I don't have much of an opinion about Dill either way; he definitely isn't one of my favorite characters in the novel, but not because his part in it isn't well written....... I've just never warmed to him. Here is shmoops' take on Dill;
Charles Baker Harris (Dill)
Character Analysis
For Scout and Jem, summer means Dill, and Dill’s imagination: "Thus we came to know Dill as a pocket Merlin, whose head teemed with eccentric plans, strange longings, and quaint fancies" (1.39). While the Finch kids, despite their imaginative flights of fancy, are firmly entrenched in the reality of Maycomb, Dill’s outsider status causes him to see the Maycomb community from a different perspective.

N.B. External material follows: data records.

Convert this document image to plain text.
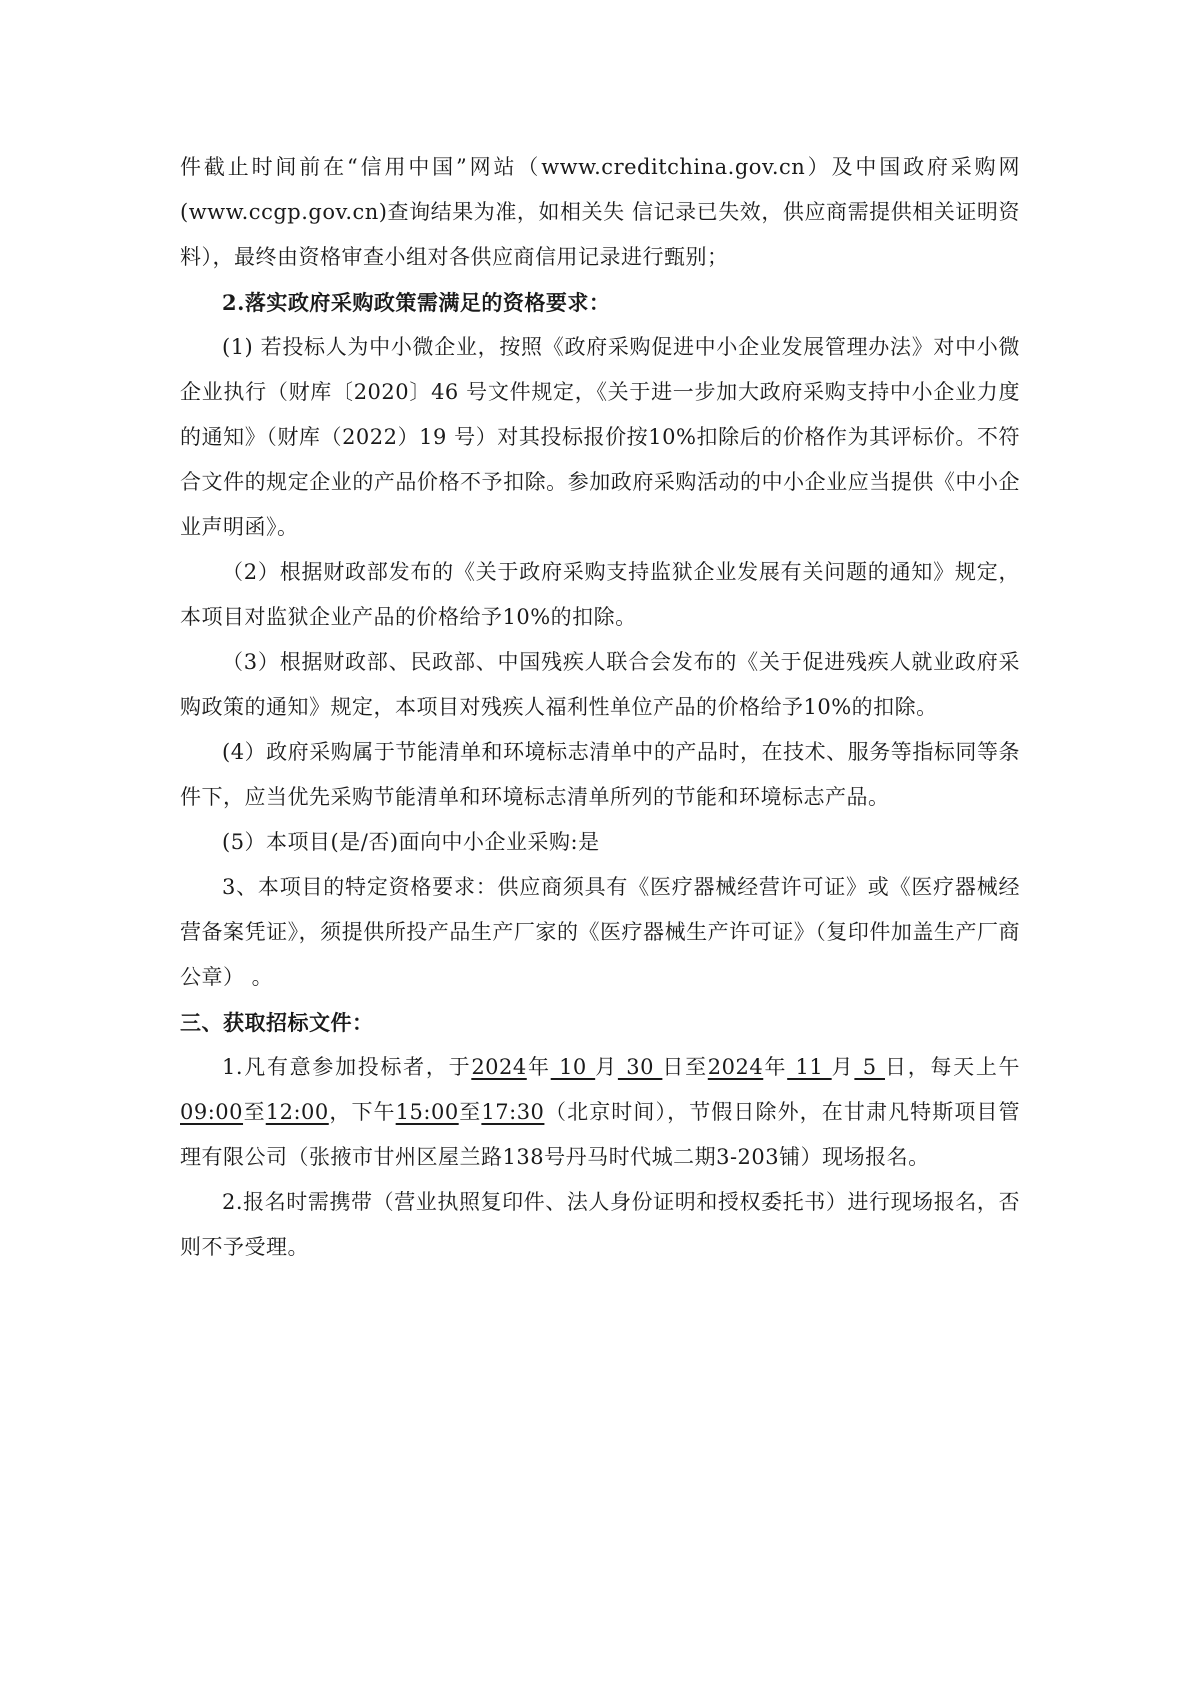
件截止时间前在“信用中国”网站（www.creditchina.gov.cn）及中国政府采购网(www.ccgp.gov.cn)查询结果为准，如相关失 信记录已失效，供应商需提供相关证明资料），最终由资格审查小组对各供应商信用记录进行甄别；

2.落实政府采购政策需满足的资格要求：

(1) 若投标人为中小微企业，按照《政府采购促进中小企业发展管理办法》对中小微企业执行（财库〔2020〕46 号文件规定，《关于进一步加大政府采购支持中小企业力度的通知》（财库（2022）19 号）对其投标报价按10%扣除后的价格作为其评标价。不符合文件的规定企业的产品价格不予扣除。参加政府采购活动的中小企业应当提供《中小企业声明函》。

（2）根据财政部发布的《关于政府采购支持监狱企业发展有关问题的通知》规定，本项目对监狱企业产品的价格给予10%的扣除。

（3）根据财政部、民政部、中国残疾人联合会发布的《关于促进残疾人就业政府采购政策的通知》规定，本项目对残疾人福利性单位产品的价格给予10%的扣除。

(4）政府采购属于节能清单和环境标志清单中的产品时，在技术、服务等指标同等条件下，应当优先采购节能清单和环境标志清单所列的节能和环境标志产品。

(5）本项目(是/否)面向中小企业采购:是

3、本项目的特定资格要求：供应商须具有《医疗器械经营许可证》或《医疗器械经营备案凭证》，须提供所投产品生产厂家的《医疗器械生产许可证》（复印件加盖生产厂商公章） 。

三、获取招标文件：

1.凡有意参加投标者，于2024年 10 月 30 日至2024年 11 月 5 日，每天上午09:00至12:00，下午15:00至17:30（北京时间），节假日除外，在甘肃凡特斯项目管理有限公司（张掖市甘州区屋兰路138号丹马时代城二期3-203铺）现场报名。

2.报名时需携带（营业执照复印件、法人身份证明和授权委托书）进行现场报名，否则不予受理。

This becomes most clear at Tom Robinson’s trial. While Scout accepts Mr. Gilmer’s rude treatment of Tom on the witness stand as normal, Dill starts crying uncontrollably at the injustice of Tom’s being treated so differently from the white witnesses. He can’t quite explain his feelings, but Mr. Raymond can.
"Things haven't caught up with that one's instinct yet. Let him get a little older and he won't get sick and cry […] about the simple hell people give other people – without even thinking. Cry about the hell white people give colored folks, without even stopping to think that they're people, too." (20.20-22)
Dill’s sensitivity to Maycomb’s intolerance gives Scout, and the reader, a different model of how to respond to what’s happening. The contrast between Dill’s angry tears and Scout’s justification of Mr. Gilmer’s attitude with the surprisingly callous “he's just a Negro” (19.164) suggests that Scout’s already been hit with Maycomb’s ugly racism stick – that neither being a child nor being Atticus’s daughter has been enough to shield her entirely from her community’s prejudices. Or maybe she’s just trying to comfort Dill.
While Scout and Jem struggle after the trial to make sense of the Maycomb community that they thought they knew so well, and to figure out their own place in it, Dill’s outsider status allows him to take a more detached approach.
"I think I'll be a clown when I get grown […] There ain't one thing in this world I can do about folks except laugh, so I'm gonna join the circus and laugh my head off."
"You got it backwards, Dill," said Jem. "Clowns are sad, it's folks that laugh at them."
"Well I'm gonna be a new kind of clown. I'm gonna stand in the middle of the ring and laugh at the folks.” (22.60-64)
While Mr. Raymond predicts that Dill will grow out of crying into not caring, Dill himself comes up with a different path, hiding the tears in laughter. Both responses, however, are difficult for Scout to understand. Dill’s character suggests what the limitations of Scout’s perspective might be, giving the reader a broader picture of what’s the matter with Maycomb through the different limitations of Dill’s viewpoint.